Oops! 3 February 2011

Every sport has its signature move or moves.  In baseball, it’s the home run blast, or the 6-4-3 double play, the against-the-wall catch or the sick throw from third.  In football, it’s “the hit” – that Ronnie Lott, Mel Blount, Patrick Willis smackdown, the juke, the acrobatic sideline catch. In hockey, it’s the body check and the slap shot. In basketball, it’s the dunk.
It’s been around for a while, now, the dunk. Back in the ‘70s, when I recall it becoming fashionable, the dunk was a move you only a saw a couple times a game (if that much).  And then it was a Dr. J-leaving-the-Earth-at-the-free-throw-line thing of beauty or a backboard-shattering (twice!) gorilla slam by Darryl Dawkins (for the youngsters, he’s the main reason for today’s collapsible rims) or Houston’s “Phi Slamma Jamma” fraternity.  Not surprisingly, with players getting ever taller and highlight tapes becoming ever more prevalent (and demanding), the dunk has become more than just basketball’s signature move,  it’s practically a basketball staple.  There are even dunking contests these days, sort of like MLB’s home run derby.
In other words, seeing a player dunk a basketball is today something that the vast majority of fans have seen.  Oh, we still love to see it.  We look forward to it.  But we’re no longer entranced by it, we’re not awestruck by it, except on the rare occasion when we see a Dunk Like No Other.

Unless you’re a Big Ten announcer. Watch this clip of last night’s Indian-Minnesota game and you’ll see what I mean.  This otherwise ordinary dunk reduced the booth crew to blithering idiots. Seriously, you will not be able to translate this gibberish.  It was as if they’d never seen a dunk before. This sort of lunacy is usually reserved for the SI Swimsuit Edition.

For those of you who aren’t living in the Greater Washington, D.C., metro area, we have here our own little football team, which is being systematically run into the ground by its little owner, Dan Snyder.  For those of you who are Redskins fans (some of whom are even related to me), you have my sympathies.  The Shakespearean tragedy that has become the Redskins franchise grabs headlines in this area the way Paris Hilton does in … well, everywhere. Anyway, the revolving door of coaches and quarterbacks, the bad trades (after bad trades after bad trades), the dictatorial style, the ridiculously highest-in-the-league prices, the moneygrubbing (charging fans to watch practice? Really?), it all adds up to a laughingstock.

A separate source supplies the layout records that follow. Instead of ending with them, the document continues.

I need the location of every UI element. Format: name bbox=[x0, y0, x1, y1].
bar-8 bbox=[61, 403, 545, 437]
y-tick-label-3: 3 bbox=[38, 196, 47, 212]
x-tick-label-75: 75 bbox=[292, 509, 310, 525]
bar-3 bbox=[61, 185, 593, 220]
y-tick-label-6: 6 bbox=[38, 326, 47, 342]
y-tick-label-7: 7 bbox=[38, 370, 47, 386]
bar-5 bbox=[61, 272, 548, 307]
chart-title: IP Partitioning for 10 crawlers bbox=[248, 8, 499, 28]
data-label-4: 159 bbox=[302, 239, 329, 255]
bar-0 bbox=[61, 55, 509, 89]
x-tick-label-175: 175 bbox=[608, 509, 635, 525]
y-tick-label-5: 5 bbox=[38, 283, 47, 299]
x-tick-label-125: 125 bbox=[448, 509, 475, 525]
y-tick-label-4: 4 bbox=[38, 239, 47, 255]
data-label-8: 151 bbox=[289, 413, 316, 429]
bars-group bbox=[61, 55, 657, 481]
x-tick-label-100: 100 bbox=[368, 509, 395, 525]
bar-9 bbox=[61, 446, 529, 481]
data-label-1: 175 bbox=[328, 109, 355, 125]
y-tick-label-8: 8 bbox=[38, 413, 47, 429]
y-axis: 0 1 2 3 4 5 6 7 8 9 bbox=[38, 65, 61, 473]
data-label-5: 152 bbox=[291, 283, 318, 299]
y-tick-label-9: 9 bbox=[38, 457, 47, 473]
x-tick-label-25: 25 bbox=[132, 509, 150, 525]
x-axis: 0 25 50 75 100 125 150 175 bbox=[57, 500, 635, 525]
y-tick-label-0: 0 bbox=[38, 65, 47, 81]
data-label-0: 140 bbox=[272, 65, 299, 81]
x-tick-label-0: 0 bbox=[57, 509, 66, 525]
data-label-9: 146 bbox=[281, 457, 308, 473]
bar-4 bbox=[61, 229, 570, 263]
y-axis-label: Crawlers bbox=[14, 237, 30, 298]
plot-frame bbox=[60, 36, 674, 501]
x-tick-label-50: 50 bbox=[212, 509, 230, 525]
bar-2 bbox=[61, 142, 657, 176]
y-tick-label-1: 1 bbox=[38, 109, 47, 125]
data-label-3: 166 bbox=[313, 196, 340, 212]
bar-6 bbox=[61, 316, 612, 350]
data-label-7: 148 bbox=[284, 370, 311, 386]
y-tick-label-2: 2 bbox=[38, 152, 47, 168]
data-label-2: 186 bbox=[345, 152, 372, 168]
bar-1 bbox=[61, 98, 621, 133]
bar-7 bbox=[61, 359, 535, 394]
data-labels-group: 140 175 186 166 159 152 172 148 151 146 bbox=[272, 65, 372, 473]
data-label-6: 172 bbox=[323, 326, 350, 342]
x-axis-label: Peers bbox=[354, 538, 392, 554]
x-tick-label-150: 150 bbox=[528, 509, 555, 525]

Which, in certain circles, is exactly what the Redskins and Snyder have become.  And some folks have been very vocal about it. One DC paper in particular.  Last fall, reporter Dave McKenna wrote a funny (I read it, it was funny) piece about Snyder, who, apparently, is only just now becoming so offended as to try and have the reporter fired.  Yes, fired. Dan, please. This isn’t Panama and you’re not Noreiga. Focus on your football team, pal, not people who (justifiably) criticize you.

They say Momma always knows, but in the case of Floyd Raven, maybe Momma didn’t know quite enough.  Raven, the #8-ranked HS football player in Louisiana had indicated, prior to yesterday’s National Signing Day, that he was leaning toward three schools: Texas A&M, Ole Miss and Michigan.  Sometime yesterday,  a fax arrived at the Nutt House in Oxford, MS.  Raven’s signed letter of intent to play football for the Rebels. After a day of out-recruiting the other, lesser school in Starkville, Ole Miss football officials were overjoyed.
There was only one problem.  Raven’s signature was bogus.  His mother (Hi Mom!) had forged her son’s signature and fired off the fax to Ole Miss.  Worse, Raven had – unbeknownst to his momma – changed his mind and decided on Texas A&M.  Oops.  It was explained (sort of) by Ole Miss coach Houston Nutt at an afternoon press conference, part of which (the really good part) you can read here.  Ultimately, no harm no foul.  Momma didn’t know, as Raven explained.  Raven’s an Aggie, and Ole Miss still has a Top 25 recruiting class.

I’m sure the folks at the Starkville Cow University of Mississippi (I’ll leave it to you to put the acronym together) were snickering into their cowbells and poking each other in the ribs over this – while at the same secretly wishing that Raven’s momma had forged her boy’s name on their school’s stationery. Then their recruiting class (or lack thereof) would have at least gotten mentioned in the news.